I started smoking cigarettes when I was 15 (that was in 1967 :blink: ). I started for the same reason you did. My parents had just divorced and moved me from the suburbs I'd always known to Manhattan. I had to make a whole new group of friends at my new school. Well, all the kids I wanted to hang with smoked. So despite my turning dizzy and green every time I tried to inhale (to say nothing of the coughing), I persisted. I was accepted by that group of friends (would I have been otherwise?), but I was also hooked. Through college I smoked more and more--smoking as much as two packs a night if I had to pull an all-nighter or was just up partying all night. I'd always been athletic; I found myself huffing and puffing just walking up a hill. In 1977, I came down with the flu. If you've ever had a real flu, you know how bad it is. I developed horrible bronchitis along with all the other symptoms. I couldn't smoke for a couple of days because of that, but as soon as I was able, I did because the withdrawal from the nicotine made me feel so terrible. But of course, smoking further aggravated the cough. So I said to myself while lying there with 103 fever, coughing and puking my guts out, that maybe I should just see if I could make it through another day without smoking. It became a game I played. Can I make it through another five minutes? Another half hour? Until this evening? Through the night? Each time I had the urge to light up, I asked myself if I could make it to some other part of the day. And each time, if I was honest with myself, I could. Sometimes it meant eating something (I did gain some weight during this time). Sometimes it meant going outside for a walk. Sometimes it meant yelling and screaming. But before I knew it, several weeks had passed. I can't say it became easier, and one day I found an old carton of cigarettes I had stashed away in the house, and I lit one up. I totally freaked out, threw it in the toilet, and then threw the rest of the cigarettes in the carton down the toilet as well. So, ten years after I started, I quit. It's now 27 years later, and while I've indulged in an occasional puff on a friend's cigarette if I've been drinking or something, I have never gone back.
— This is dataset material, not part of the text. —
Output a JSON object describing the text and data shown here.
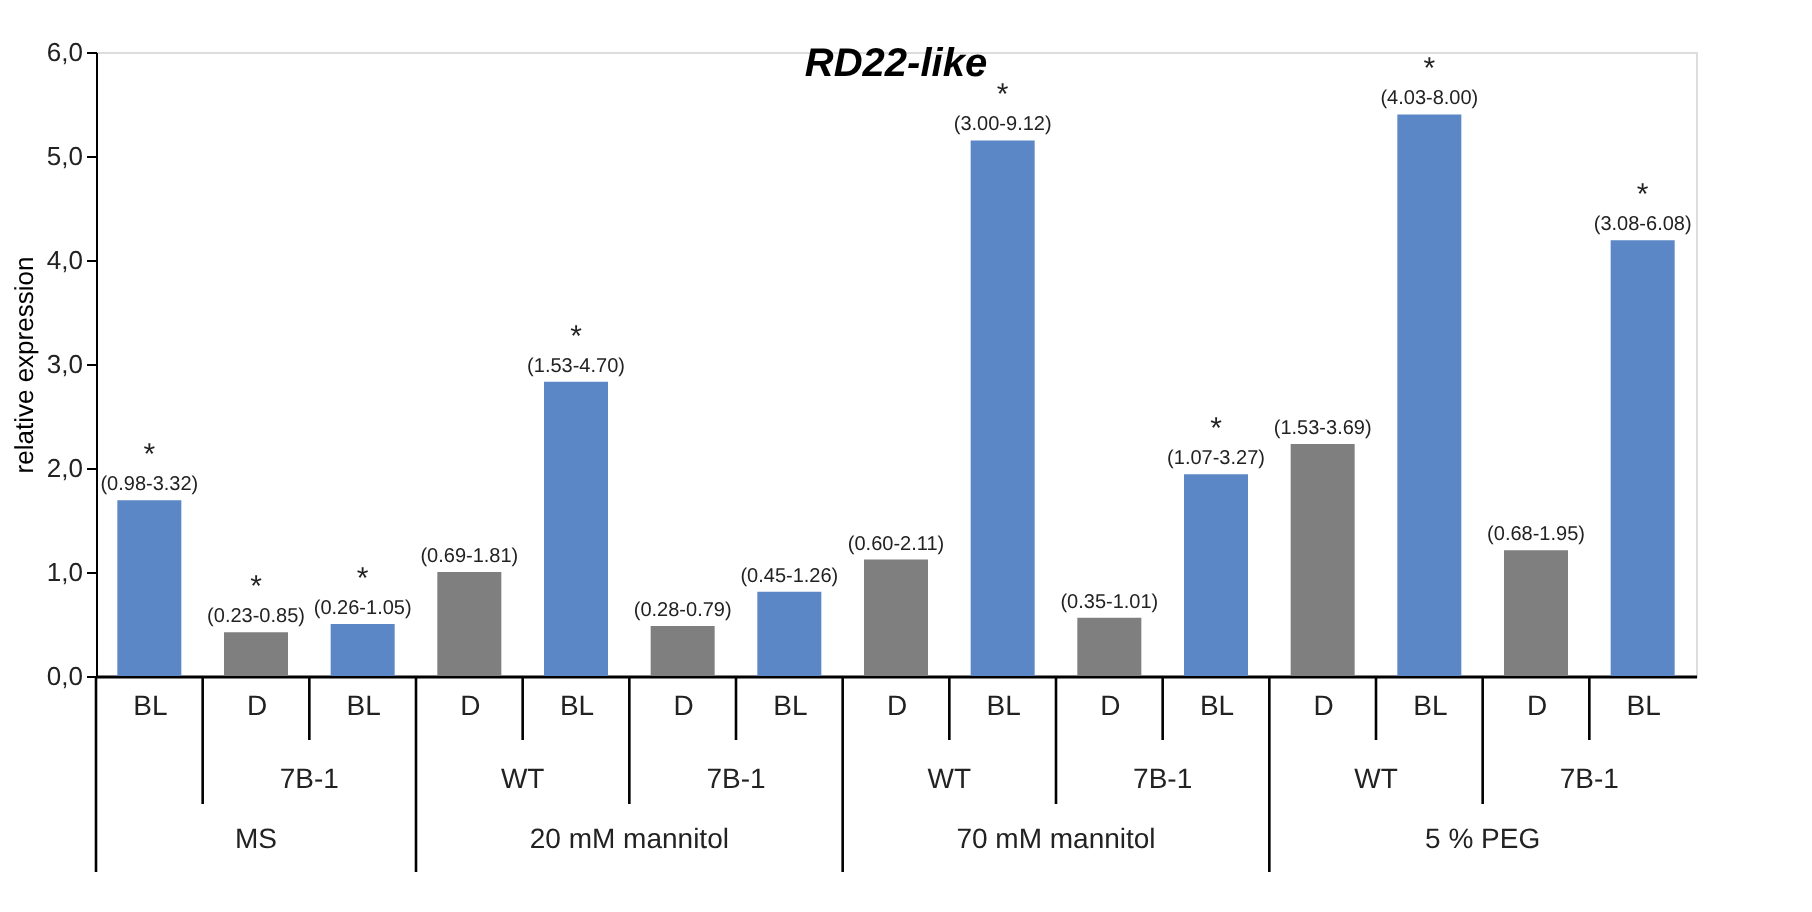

My mother, who smoked for about forty years, was diagnosed with stage 4 lung cancer five years ago. She was supposed to be dead inside of six months. Somehow she managed to beat the overwhelming odds and become a cancer survivor (she's also survived breast cancer). None of her doctors suggest that she's beaten the cancer; it lies in wait to strike again. Inoperable stage 4 lung cancer never just goes away. She's 83, so it's possible something else will get her first, but the lung cancer will almost certainly come back if she lives long enough.
I think my message is clear. Don't take smoking lightly. They know how much damage it does, and not only to you, but any children you may someday have if you smoke in their presence (my parents used to smoke in the car on long trips with the windows rolled up while my brother and I suffocated in the back seat). Quitting is almost impossible to do. The withdrawal is horrendous. Doing it cold turkey is one way (I didn't have other options available to me in the '70s). But I know a lot of people who've successfully quit using a patch and/or Nicorette gum. You're young. You've got a good, long life ahead of you. Make the most of it and do whatever you have to do to quit now. That's a decision you'll never regret.